Despojadas, chiques, elegantes e discretas, as casas modernistas construídas no Recife dos anos 50 desafiam o tempo da sobrevivência. Muitas foram demolidas, mas numa caminhada pela cidade é possível contemplar as residências de concreto apoiadas nas colunas em V, a coberta com empena em formato de trapézio e, com sorte, o painel à vista de um artista moderno.
As moradias – parte delas transformadas em instituição pública, outras em escola particular ou de uso comercial – representam a arquitetura brasileira, que espalha pelo País com uma nova forma de se construir. “No Recife, as edificações aproveitam o clima da região (quente e úmido), a cultura local e incorporam artistas plásticos”, diz Guilah Naslavsky, pesquisadora da arquitetura moderna há mais de 20 anos.
Não só a fachada da casa é modernista, observa Guilah, professora do Departamento de Arquitetura e Urbanismo da Universidade Federal de Pernambuco (UFPE). Por fora, elas são mais abertas, esbanjam varandas, esquadrias integrando os espaços e os pilotis que criam a área livre para circulação no térreo. Algumas exibiam jardins do famoso paisagista Roberto Burle Marx (1909-1994).
Do lado de dentro, as edificações “expressam mudanças significativas nos modos de morar e de conceber o espaço doméstico”, explica o arquiteto e urbanista da UFPE Luiz Amorim. “Na casa moderna, em um novo ambiente doméstico, mais fluído e sem portas, é a organização espacial que define as barreiras entre visitantes e moradores”, declara.
Rampas e as escadas helicoidais (feito um caracol), características da casa modernista, não servem apenas como ligação entre sala, cozinha e quartos. “É um convite a passear pela obra, oferecendo várias perspectivas para se apreciar o espaço interno. Cada vista é diferente da outra. Por isso não se deveria fechar esses vãos”, avisa a professora.
“As portas, que eram utilizadas para restringir o movimento e a visão nas casas pré-modernas, são substituídas por arranjos espaciais que dificultam acessos, ao mesmo tempo que ampliam os campos visuais”, complementa Luiz Amorim. Ambientes íntimos, de estar e de serviços são totalmente separados. O Recife moderno nasce pelas mãos dos arquitetos Mário Russo (italiano), Acácio Gil Borsoi (carioca) e Delfim Amorim (português), que migraram para a capital pernambucana.
Eles mudaram o perfil do modernismo no Recife, ainda ligado ao art-déco, diz Guilah. E produziram moradias para as famílias de classe média abastada da cidade (industriais, médicos e engenheiros), em endereços nobres como Graças, Casa Forte, Santana, Parnamirim, Madalena e Jaqueira. “Não bastava ser rico, mas intelectualmente desprendido para viver numa casa moderna”, comenta.
A influência do arquiteto carioca Oscar Niemeyer (1907-2012), diz ela, é visível nas casas planejadas nos anos 50 no Recife. “É uma arquitetura de vanguarda”, destaca.

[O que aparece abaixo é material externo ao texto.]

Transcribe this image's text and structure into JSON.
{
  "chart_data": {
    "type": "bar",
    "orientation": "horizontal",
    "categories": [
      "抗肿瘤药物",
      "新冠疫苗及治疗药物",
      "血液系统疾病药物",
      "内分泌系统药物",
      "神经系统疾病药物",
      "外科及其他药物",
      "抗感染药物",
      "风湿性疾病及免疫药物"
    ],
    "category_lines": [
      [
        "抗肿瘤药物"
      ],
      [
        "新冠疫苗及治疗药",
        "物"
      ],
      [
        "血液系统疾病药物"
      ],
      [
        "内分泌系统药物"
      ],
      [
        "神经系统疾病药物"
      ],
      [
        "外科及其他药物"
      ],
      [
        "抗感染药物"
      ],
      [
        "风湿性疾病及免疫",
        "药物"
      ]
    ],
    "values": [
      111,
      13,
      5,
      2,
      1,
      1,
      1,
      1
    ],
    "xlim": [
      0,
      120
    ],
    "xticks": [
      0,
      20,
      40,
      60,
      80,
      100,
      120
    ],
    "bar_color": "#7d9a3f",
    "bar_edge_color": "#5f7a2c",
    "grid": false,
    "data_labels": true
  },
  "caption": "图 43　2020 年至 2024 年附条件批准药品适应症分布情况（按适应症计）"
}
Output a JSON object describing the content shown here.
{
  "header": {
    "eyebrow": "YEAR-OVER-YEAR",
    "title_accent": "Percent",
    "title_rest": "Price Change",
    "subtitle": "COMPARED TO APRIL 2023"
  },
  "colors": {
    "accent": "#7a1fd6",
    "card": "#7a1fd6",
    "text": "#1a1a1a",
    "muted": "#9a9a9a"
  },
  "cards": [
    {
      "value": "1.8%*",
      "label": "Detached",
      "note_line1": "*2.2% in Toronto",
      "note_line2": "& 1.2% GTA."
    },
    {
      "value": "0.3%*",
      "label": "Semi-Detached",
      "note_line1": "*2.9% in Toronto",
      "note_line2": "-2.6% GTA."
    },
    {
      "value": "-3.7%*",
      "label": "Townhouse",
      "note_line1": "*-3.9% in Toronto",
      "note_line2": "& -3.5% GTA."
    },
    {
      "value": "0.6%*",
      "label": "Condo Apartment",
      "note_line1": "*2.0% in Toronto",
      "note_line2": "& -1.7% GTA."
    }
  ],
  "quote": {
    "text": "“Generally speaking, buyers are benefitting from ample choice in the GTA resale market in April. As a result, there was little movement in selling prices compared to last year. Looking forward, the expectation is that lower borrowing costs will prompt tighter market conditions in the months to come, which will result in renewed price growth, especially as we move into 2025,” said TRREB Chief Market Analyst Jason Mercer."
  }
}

A partir dos anos 60, a linguagem carioca abre espaço para uma nova fase, de lajes cobertas por telha cerâmica (mais confortável para o clima) amparada em perfis metálicos, azulejo colorido revestindo fachadas, portas e janelas de madeira lembrando as moradias rurais do período colonial.
“Geraldo Gomes (arquiteto, urbanista e professor aposentado da UFPE) identifica esse estilo em Delfim Amorim. Ele classifica como as Casas de Delfim e considera o período mais rico da carreira do arquiteto”, informa Guilah. A indústria do ferro e do concreto, avalia a professora, teve forte influência na arquitetura moderna porque abriu novas possibilidades de construção.
O modernismo no Recife se apresenta na antiga moradia do engenheiro Isnard de Castro e Silva, construída em 1958 na Avenida Rui Barbosa, bairro da Jaqueira. Hoje é ocupado por um laboratório médico, o imóvel preserva o painel com motivos sertanejos do artista Reynaldo Fonseca, colocado em 1962. E na casa projetada por Borsoi em 1953, para o engenheiro Lisanel de Melo Mota, na Rua Monsenhor Ambrosino Leite (Graças), decorada com painel do artista Lula Cardoso Ayres.
A residência de alto luxo do empresário Miguel Vita, um projeto de Delfim Amorim, de 1959, era atração no bairro de Santana. “Tinha garagem para dois carros, fato raro na época, um salão enorme com espaço para piano de cauda e uma sala de costura na área de serviço”, descreve Guilah. O local, atualmente, abriga a sede da Agência Pernambucana de Meio Ambiente (CPRH).